DOI: https://doi.org/10.1074/jbc.M115.671248
Abstract
Pancreatic beta cells are electrically excitable, and respond to elevated glucose concentrations with bursts of Ca2+ action potentials due to the activation of voltage-dependent Ca2+ channels (VDCCs) which leads to the exocytosis of insulin granules. We have examined the possible role of NAADP-mediated Ca2+ release from intracellular stores during stimulus-secretion coupling in primary mouse pancreatic beta cells. NAADP-regulated Ca2+ release channels, likely two-pore channels (TPCs), have recently been shown to be a major mechanism for mobilizing Ca2+ from the endo-lysosomal system, resulting in localized Ca2+ signals. We show here that NAADP-mediated Ca2+ release from endolysosomal Ca2+ stores activates inward membrane currents and depolarizes the beta cell to the threshold for VDCC activation and thereby contributes to glucose-evoked depolarization of the membrane potential during stimulus-response coupling.
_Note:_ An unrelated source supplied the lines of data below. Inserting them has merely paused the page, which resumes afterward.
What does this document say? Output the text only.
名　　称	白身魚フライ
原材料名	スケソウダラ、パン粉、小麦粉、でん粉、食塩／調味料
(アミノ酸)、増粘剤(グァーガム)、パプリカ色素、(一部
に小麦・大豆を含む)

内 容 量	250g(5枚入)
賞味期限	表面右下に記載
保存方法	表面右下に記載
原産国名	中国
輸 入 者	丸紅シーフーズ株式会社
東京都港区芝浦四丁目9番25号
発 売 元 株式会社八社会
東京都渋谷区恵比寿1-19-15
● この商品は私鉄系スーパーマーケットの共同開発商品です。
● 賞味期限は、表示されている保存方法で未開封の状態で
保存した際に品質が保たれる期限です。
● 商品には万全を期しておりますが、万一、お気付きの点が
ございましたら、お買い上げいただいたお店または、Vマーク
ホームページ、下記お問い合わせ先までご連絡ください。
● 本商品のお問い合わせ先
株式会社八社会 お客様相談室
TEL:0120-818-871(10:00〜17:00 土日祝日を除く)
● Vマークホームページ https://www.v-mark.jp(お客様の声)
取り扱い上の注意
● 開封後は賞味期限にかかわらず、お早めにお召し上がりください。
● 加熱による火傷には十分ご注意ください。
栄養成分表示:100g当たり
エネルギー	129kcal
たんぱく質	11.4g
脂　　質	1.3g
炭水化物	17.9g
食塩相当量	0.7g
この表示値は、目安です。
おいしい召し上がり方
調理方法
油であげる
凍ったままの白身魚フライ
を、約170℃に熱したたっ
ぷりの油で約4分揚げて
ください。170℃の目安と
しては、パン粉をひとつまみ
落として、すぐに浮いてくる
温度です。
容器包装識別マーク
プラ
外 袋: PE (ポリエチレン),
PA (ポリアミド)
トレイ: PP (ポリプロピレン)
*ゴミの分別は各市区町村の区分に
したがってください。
Selective pharmacological inhibition of NAADP-evoked Ca2+ release or genetic ablation of endolysosomal TPC1 or TPC2 channels attenuates glucose- and sulphonylurea-induced membrane currents, depolarization, cytoplasmic Ca2+ signals and insulin secretion. Our findings implicate NAADP-evoked Ca2+ release from acidic Ca2+ storage organelles in stimulus-secretion coupling in beta cells.